Shoshana Felman

Shoshana Felman
Alma mater University of Grenoble (Ph.D.)
Occupation Professor, writer
Employer Emory University
Known for literary critic and theorist
Awards Chevalier de l'ordre des palmes academiques (awarded by French government in 1982),[1] American Academy of Arts and Sciences Fellow (2010).[2]
Website
Official website

Shoshana Felman is an American literary critic and current Woodruff Professor of Comparative Literature and French at Emory University. She was on the faculty of Yale University from 1970 to 2004, where in 1986 she was awarded the prestigious Thomas E. Donnelly Professorship of French and Comparative Literature.[3] She specializes in 19th and 20th century French literature, psychoanalysis, trauma and testimony, and law and literature. Felman earned her Ph.D. at the University of Grenoble in France in 1970.

Felman has been influential in the fields of psychoanalytic literary criticism, performativity theory, feminism, Holocaust testimony, and other areas, though her writings frequently question, ironize, or test the limits of the very critical methods being employed. Often in her writing a reversal will occur so that the critical vocabulary gets subjected to and converted into the terms of the literary or cultural object being scrutinized rather than simply settling the meaning of the object; thus in Felman's style of criticism there is no fixed hierarchy of theory over and beyond the reach of the literary object.[4] As such, her methods share an affinity with deconstruction, for which she is sometimes associated with the Yale School and colleagues such as Paul de Man.

Felman applies heterogeneous philosophical, psychological, semiotic and linguistic theories to the interpretation of literature and cultural events, and while individually rigorous her writings are not bound by any one sustained interest, method or approach. Her writing is characterized by an expansive awareness, use, and engagement with contemporary theorists and critics.[5]

Jacques Lacan is a vital influence on Felman and she was among the vanguard of theorists—and perhaps foremost among those addressing Anglophone audiences[6]—to rigorously apply his concepts to the study of literature.

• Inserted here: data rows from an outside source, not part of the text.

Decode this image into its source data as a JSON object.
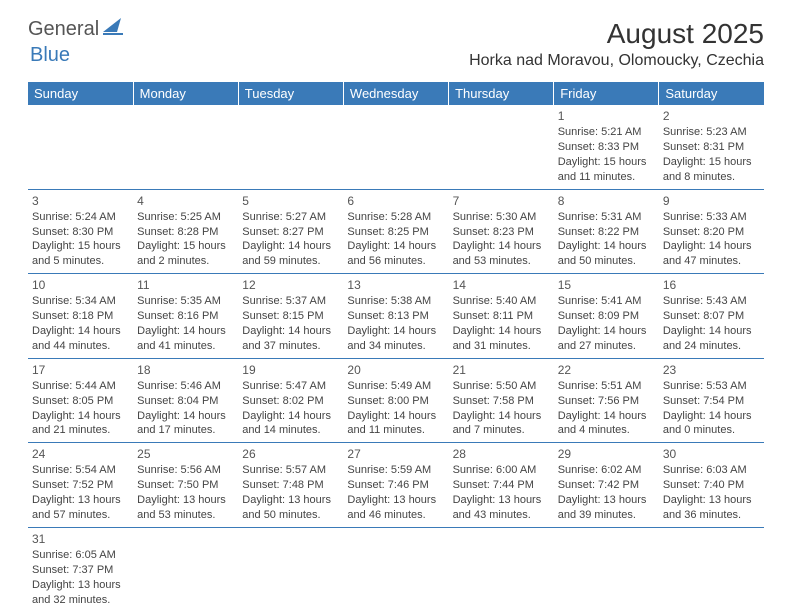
{
  "logo": {
    "part1": "General",
    "part2": "Blue"
  },
  "title": "August 2025",
  "location": "Horka nad Moravou, Olomoucky, Czechia",
  "colors": {
    "header_bg": "#3a7ab8",
    "header_text": "#ffffff",
    "border": "#3a7ab8",
    "body_text": "#444444"
  },
  "day_headers": [
    "Sunday",
    "Monday",
    "Tuesday",
    "Wednesday",
    "Thursday",
    "Friday",
    "Saturday"
  ],
  "weeks": [
    [
      null,
      null,
      null,
      null,
      null,
      {
        "n": "1",
        "sr": "5:21 AM",
        "ss": "8:33 PM",
        "dl": "15 hours and 11 minutes."
      },
      {
        "n": "2",
        "sr": "5:23 AM",
        "ss": "8:31 PM",
        "dl": "15 hours and 8 minutes."
      }
    ],
    [
      {
        "n": "3",
        "sr": "5:24 AM",
        "ss": "8:30 PM",
        "dl": "15 hours and 5 minutes."
      },
      {
        "n": "4",
        "sr": "5:25 AM",
        "ss": "8:28 PM",
        "dl": "15 hours and 2 minutes."
      },
      {
        "n": "5",
        "sr": "5:27 AM",
        "ss": "8:27 PM",
        "dl": "14 hours and 59 minutes."
      },
      {
        "n": "6",
        "sr": "5:28 AM",
        "ss": "8:25 PM",
        "dl": "14 hours and 56 minutes."
      },
      {
        "n": "7",
        "sr": "5:30 AM",
        "ss": "8:23 PM",
        "dl": "14 hours and 53 minutes."
      },
      {
        "n": "8",
        "sr": "5:31 AM",
        "ss": "8:22 PM",
        "dl": "14 hours and 50 minutes."
      },
      {
        "n": "9",
        "sr": "5:33 AM",
        "ss": "8:20 PM",
        "dl": "14 hours and 47 minutes."
      }
    ],
    [
      {
        "n": "10",
        "sr": "5:34 AM",
        "ss": "8:18 PM",
        "dl": "14 hours and 44 minutes."
      },
      {
        "n": "11",
        "sr": "5:35 AM",
        "ss": "8:16 PM",
        "dl": "14 hours and 41 minutes."
      },
      {
        "n": "12",
        "sr": "5:37 AM",
        "ss": "8:15 PM",
        "dl": "14 hours and 37 minutes."
      },
      {
        "n": "13",
        "sr": "5:38 AM",
        "ss": "8:13 PM",
        "dl": "14 hours and 34 minutes."
      },
      {
        "n": "14",
        "sr": "5:40 AM",
        "ss": "8:11 PM",
        "dl": "14 hours and 31 minutes."
      },
      {
        "n": "15",
        "sr": "5:41 AM",
        "ss": "8:09 PM",
        "dl": "14 hours and 27 minutes."
      },
      {
        "n": "16",
        "sr": "5:43 AM",
        "ss": "8:07 PM",
        "dl": "14 hours and 24 minutes."
      }
    ],
    [
      {
        "n": "17",
        "sr": "5:44 AM",
        "ss": "8:05 PM",
        "dl": "14 hours and 21 minutes."
      },
      {
        "n": "18",
        "sr": "5:46 AM",
        "ss": "8:04 PM",
        "dl": "14 hours and 17 minutes."
      },
      {
        "n": "19",
        "sr": "5:47 AM",
        "ss": "8:02 PM",
        "dl": "14 hours and 14 minutes."
      },
      {
        "n": "20",
        "sr": "5:49 AM",
        "ss": "8:00 PM",
        "dl": "14 hours and 11 minutes."
      },
      {
        "n": "21",
        "sr": "5:50 AM",
        "ss": "7:58 PM",
        "dl": "14 hours and 7 minutes."
      },
      {
        "n": "22",
        "sr": "5:51 AM",
        "ss": "7:56 PM",
        "dl": "14 hours and 4 minutes."
      },
      {
        "n": "23",
        "sr": "5:53 AM",
        "ss": "7:54 PM",
        "dl": "14 hours and 0 minutes."
      }
    ],
    [
      {
        "n": "24",
        "sr": "5:54 AM",
        "ss": "7:52 PM",
        "dl": "13 hours and 57 minutes."
      },
      {
        "n": "25",
        "sr": "5:56 AM",
        "ss": "7:50 PM",
        "dl": "13 hours and 53 minutes."
      },
      {
        "n": "26",
        "sr": "5:57 AM",
        "ss": "7:48 PM",
        "dl": "13 hours and 50 minutes."
      },
      {
        "n": "27",
        "sr": "5:59 AM",
        "ss": "7:46 PM",
        "dl": "13 hours and 46 minutes."
      },
      {
        "n": "28",
        "sr": "6:00 AM",
        "ss": "7:44 PM",
        "dl": "13 hours and 43 minutes."
      },
      {
        "n": "29",
        "sr": "6:02 AM",
        "ss": "7:42 PM",
        "dl": "13 hours and 39 minutes."
      },
      {
        "n": "30",
        "sr": "6:03 AM",
        "ss": "7:40 PM",
        "dl": "13 hours and 36 minutes."
      }
    ],
    [
      {
        "n": "31",
        "sr": "6:05 AM",
        "ss": "7:37 PM",
        "dl": "13 hours and 32 minutes."
      },
      null,
      null,
      null,
      null,
      null,
      null
    ]
  ],
  "labels": {
    "sunrise": "Sunrise:",
    "sunset": "Sunset:",
    "daylight": "Daylight:"
  }
}
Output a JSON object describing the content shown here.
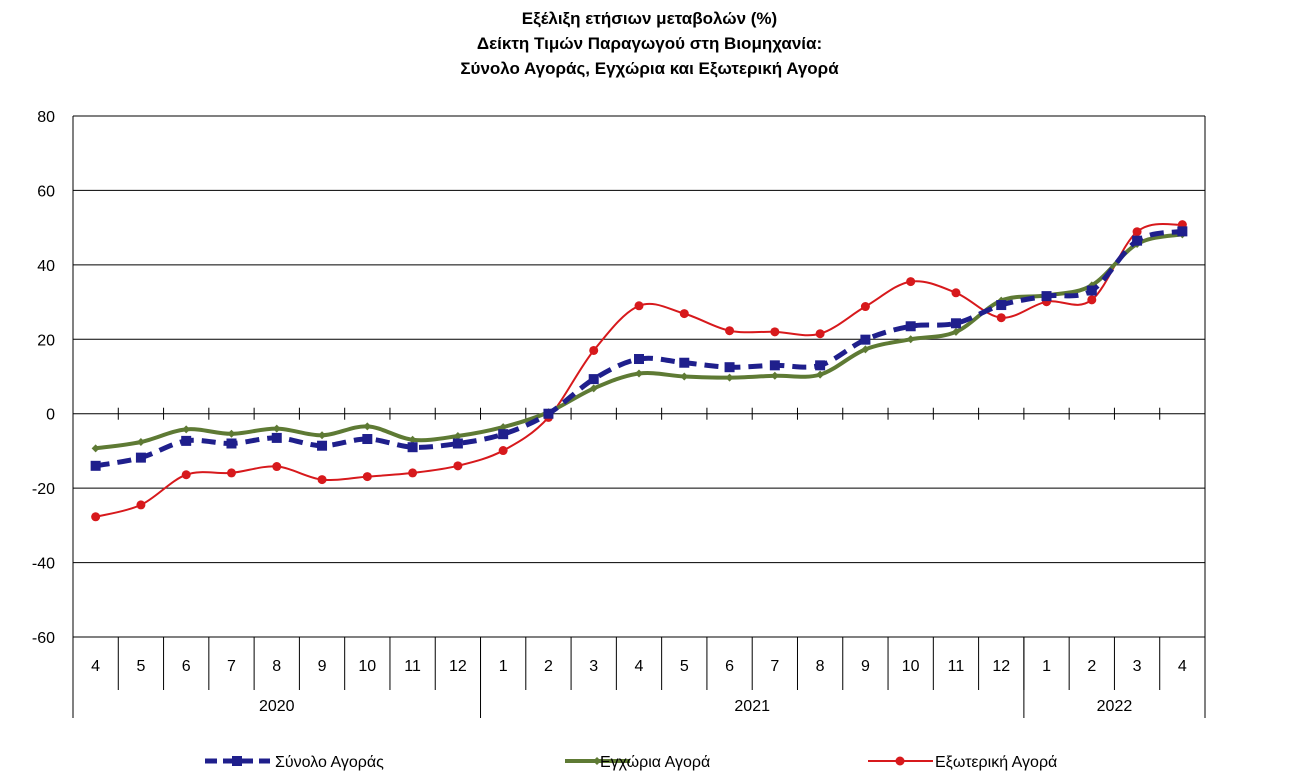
{
  "chart_data": {
    "type": "line",
    "title": [
      "Εξέλιξη ετήσιων μεταβολών (%)",
      "Δείκτη Τιμών Παραγωγού στη Βιομηχανία:",
      "Σύνολο Αγοράς, Εγχώρια και Εξωτερική Αγορά"
    ],
    "xlabel": "",
    "ylabel": "",
    "ylim": [
      -60,
      80
    ],
    "yticks": [
      "80",
      "60",
      "40",
      "20",
      "0",
      "-20",
      "-40",
      "-60"
    ],
    "grid": true,
    "legend_position": "bottom",
    "categories": [
      "4",
      "5",
      "6",
      "7",
      "8",
      "9",
      "10",
      "11",
      "12",
      "1",
      "2",
      "3",
      "4",
      "5",
      "6",
      "7",
      "8",
      "9",
      "10",
      "11",
      "12",
      "1",
      "2",
      "3",
      "4"
    ],
    "year_groups": [
      {
        "label": "2020",
        "count": 9
      },
      {
        "label": "2021",
        "count": 12
      },
      {
        "label": "2022",
        "count": 4
      }
    ],
    "series": [
      {
        "name": "Σύνολο Αγοράς",
        "color": "#1F1F8C",
        "style": "dashed-square",
        "values": [
          -14,
          -11.8,
          -7.3,
          -8,
          -6.5,
          -8.6,
          -6.8,
          -9,
          -8,
          -5.5,
          0,
          9.3,
          14.7,
          13.7,
          12.5,
          13,
          13,
          19.9,
          23.5,
          24.3,
          29.2,
          31.6,
          33.1,
          46.5,
          49
        ]
      },
      {
        "name": "Εγχώρια Αγορά",
        "color": "#5E7A34",
        "style": "solid-diamond",
        "values": [
          -9.3,
          -7.6,
          -4.2,
          -5.4,
          -4,
          -5.8,
          -3.4,
          -7,
          -6,
          -3.6,
          0.4,
          6.8,
          10.8,
          10,
          9.7,
          10.2,
          10.5,
          17.3,
          20,
          22,
          30.4,
          31.8,
          34.5,
          45.6,
          48.2
        ]
      },
      {
        "name": "Εξωτερική Αγορά",
        "color": "#D7191C",
        "style": "solid-circle",
        "values": [
          -27.7,
          -24.5,
          -16.4,
          -15.9,
          -14.2,
          -17.7,
          -16.9,
          -15.9,
          -14,
          -9.9,
          -1,
          17,
          29,
          26.9,
          22.3,
          22,
          21.5,
          28.8,
          35.5,
          32.5,
          25.8,
          30.1,
          30.6,
          48.9,
          50.8
        ]
      }
    ]
  }
}
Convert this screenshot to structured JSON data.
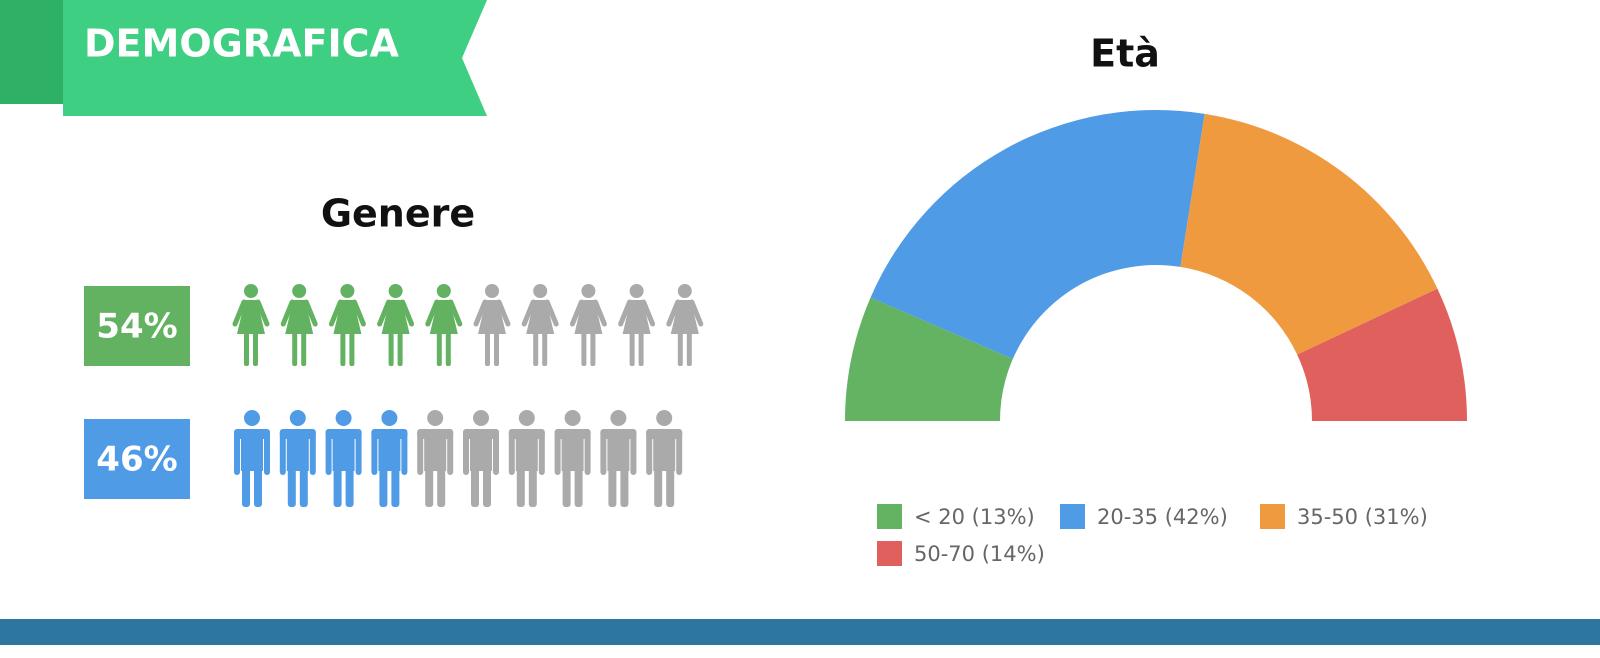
{
  "header": {
    "title": "DEMOGRAFICA"
  },
  "chart_data": [
    {
      "type": "pictogram",
      "title": "Genere",
      "values": [
        54,
        46
      ],
      "value_labels": [
        "54%",
        "46%"
      ],
      "colors": [
        "#62b262",
        "#4f9be6"
      ],
      "empty_color": "#aaaaaa"
    },
    {
      "type": "pie",
      "half_donut": true,
      "title": "Età",
      "categories": [
        "< 20 (13%)",
        "20-35 (42%)",
        "35-50 (31%)",
        "50-70 (14%)"
      ],
      "values": [
        13,
        42,
        31,
        14
      ],
      "colors": [
        "#63b363",
        "#4f9be6",
        "#f09a40",
        "#e0605e"
      ]
    }
  ]
}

Since the 1990s Felman has written key texts on testimony and trauma, particularly in the context of the Holocaust and other collective trauma.

Bibliography

Books

Articles

References

  1. Richard Lane, Fifty Key Literary Theorists, New York: Routledge, 2006, p. 92
  2. "American Academy of Arts and Sciences Elects Emory's Felman". Shared.web.emory.edu. Retrieved 17 January 2015.
  3. Richard Lane, Fifty Key Literary Theorists, p. 92
  4. From early in her career Felman has been described as "represent[ing] an approach to writing which attempts to free the language of the literary text from the domination, mastery, and directives of 'literary criticism.'" Review by Robert C. Carroll of La Folie et la chose littéraire and Le Scandale du corps parlant, MLN, Vol. 96, No. 4 (May, 1981), pp. 897–905. To observe this in extended practice see Le Scandale du corps parlant or the essay "Turning the Screw of Interpretation"
  5. Review by Claudine Herrmann of La Folie et la Chose Littéraire, Studies in Romanticism, Vol. 19, No. 3 (Fall, 1980), pp. 440–441: "[Felman] possesses a thorough knowledge of all the modern French literary critics (Lacan, Barthes, Genette, Foucault, Derrida), what she says about them is sometimes clearer than their own works, the tone is always appropriate, and her themes are as modern as her methods."
  6. Review by Robert Con Davis of Jacques Lacan and the Adventure of Insight: Psychoanalysis in Contemporary Culture, MLN, Vol. 103, No. 5, Comparative Literature (Dec., 1988), p.1159: "Shoshana Felman demonstrates [...] that she is a major reader of Jacques Lacan, probably _the_ major interpreter of Lacan in America. Authoritative, wide-ranging, and yet always lucid, she has helped to shape Lacanian studies since the middle 1970s."